James Wilson wins defamation case against Mendelsohn and Cantor in judgment that speaks volumes about methods and attitudes of so-called ‘campaigners against antisemitism’

University lecturer James Wilson has been awarded £30,000 in damages against James Mendelsohn and Edward Cantor for defamatory material published about him during an argument about supposed antisemitism in the Labour party. The false claim, that Mr. Wilson was a ‘freak [who] takes pictures of kids’, put Mr. Wilson and his partner in fear of physical danger, as well as seriously damaging his reputation. The judge had previously rejected an attempt by Mendelsohn and Cantor to quash the lawsuit.
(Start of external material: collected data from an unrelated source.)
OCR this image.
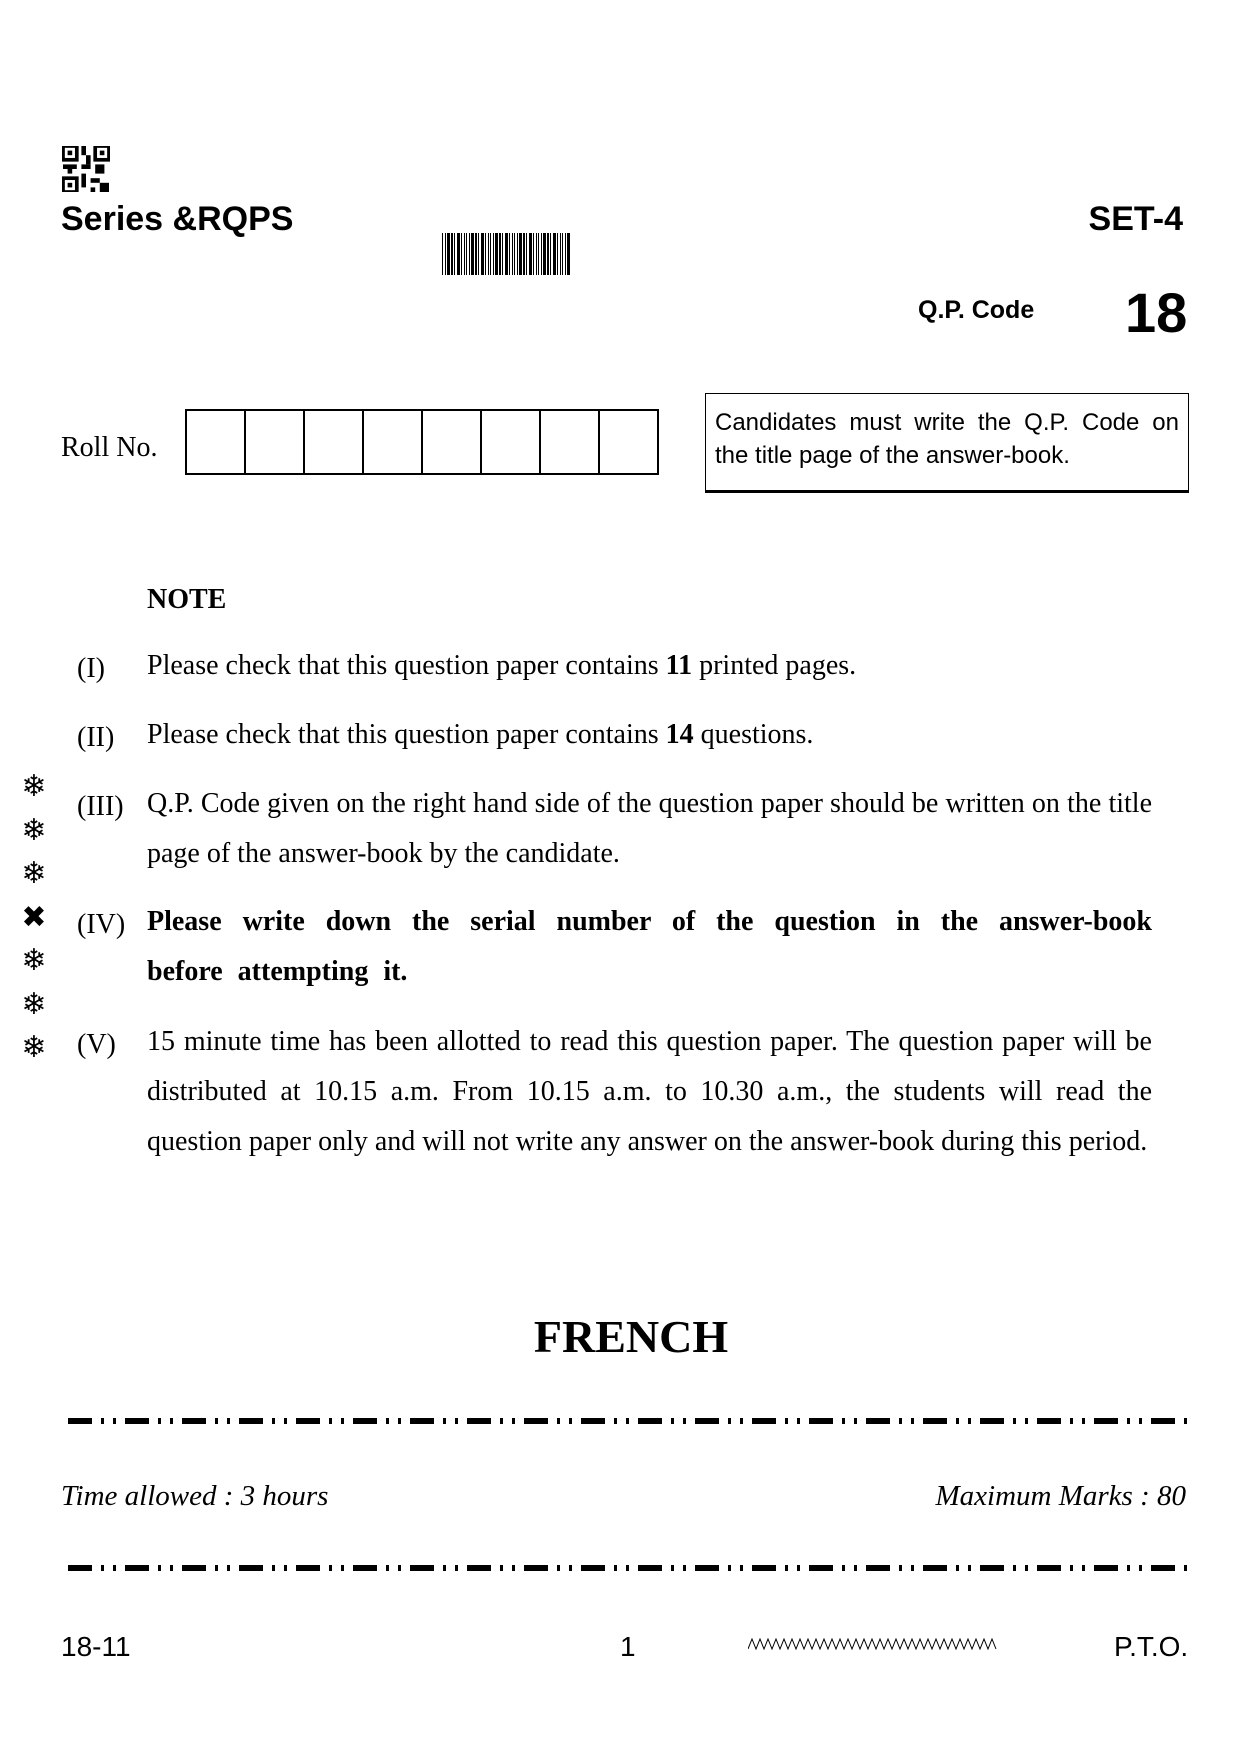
Series &RQPS	SET-4
Q.P. Code 18
Roll No.
Candidates must write the Q.P. Code on the title page of the answer-book.
NOTE
(I) Please check that this question paper contains 11 printed pages.
(II) Please check that this question paper contains 14 questions.
(III) Q.P. Code given on the right hand side of the question paper should be written on the title page of the answer-book by the candidate.
(IV) Please write down the serial number of the question in the answer-book before attempting it.
(V) 15 minute time has been allotted to read this question paper. The question paper will be distributed at 10.15 a.m. From 10.15 a.m. to 10.30 a.m., the students will read the question paper only and will not write any answer on the answer-book during this period.
❄
❄
❄
✖
❄
❄
❄
FRENCH
Time allowed : 3 hours	Maximum Marks : 80
18-11	1	P.T.O.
The judgement lays bare that:

  • Mendelsohn and Cantor kept private information and recycled it to the late Dr Pete Newbon, a director of the anti-left group ‘Labour against Antisemitism’ (LAAS), so that he could use it to defame Wilson – the information was untrue and based a) on statements from someone the judge found to have lied about Wilson and b) on false claims about a university disciplinary investigation. Newbon was described by the judge as ‘bullying’
  • that Newbon, who committed suicide in 2022 after a row with his wife and has been lionised by so-called ‘antisemitism campaigners’ despite his awful record as a serial troll repeatedly disciplined by his employers Northumbria University for his appalling social media conduct, had not told her of Wilson’s lawsuit against him for the defamatory posts
  • Mendelsohn and Cantor refused to apologise, mediate or settle, forcing the legal action to proceed to its conclusion
  • a key witness for the defendants said that she had been offered £5,000 by Mendelsohn and Cantor to testify for them (though the judge did not make a finding that her claim was true)
  • the defendants further abused and insulted Wilson in the course of their defence – despite, in the case of Cantor, being warned by the judge not to do so

The defendants, who represented themselves in court apart from the use of a barrister to cross-examine Wilson, wheeled out a number of figures who are well known for their attacks on the left in an attempt to shore up their defence. The judge dismissed them:

  • University lecturer David Hirsh, a prominent, pro-Israel proponent of supposed ‘left antisemitism’, who wrote an unintentionally revealing elegy to Pete Newbon after his suicide. Hirsh was called to bolster the defendants’ claim that Wilson had shown ‘unwarrantedly aggressive and belligerent conduct’. The judge rejected Hirsh’s evidence that Wilson was ‘aggressive, unpredictable, persistent and irrational and found that Wilson’s communications with him over the spreading of a crowdfund for the defendants’ legal costs were ‘not unreasonable’
  • Nathan Comiskey, another advocate of ‘left antisemitism’, claimed that Newbon contacting him about insulting remarks was ‘highly intrusive and upsetting’ and that he had felt ‘harassed and targeted’. The judge ruled that there was nothing unreasonable in Wilson’s communications and that Comiskey’s testimony did nothing to support the defendants’ claims about supposed unwarranted aggression or belligerence
  • Simon Myerson, a founding signatory of LAAS and supporter of Israel, and a part-time judge recently sanctioned for judicial misconduct for abusive social media posts. Myerson was also a vocal supporter of Newbon, trying to blame Jewish author Michael Rosen for Newbon’s suicide, despite a coroner not mentioning Rosen at all in his inquest findings. Mendelsohn and Cantor put forward Wilson’s communications with Myerson, who had shared a post describing Wilson as ‘scum of the earth’, as evidence to support their claim of aggressive behaviour. The judge ruled that it did nothing of the sort
  • Joanne Bell and journalist Adam Cailler – more well-known anti-left activists whose correspondence with Wilson was put forward by the defence as supporting evidence. The judge ruled, “I can find nothing in the emails that is particularly aggressive or that points to conduct of the kind said to demonstrate the pleaded propensity [to aggression].”.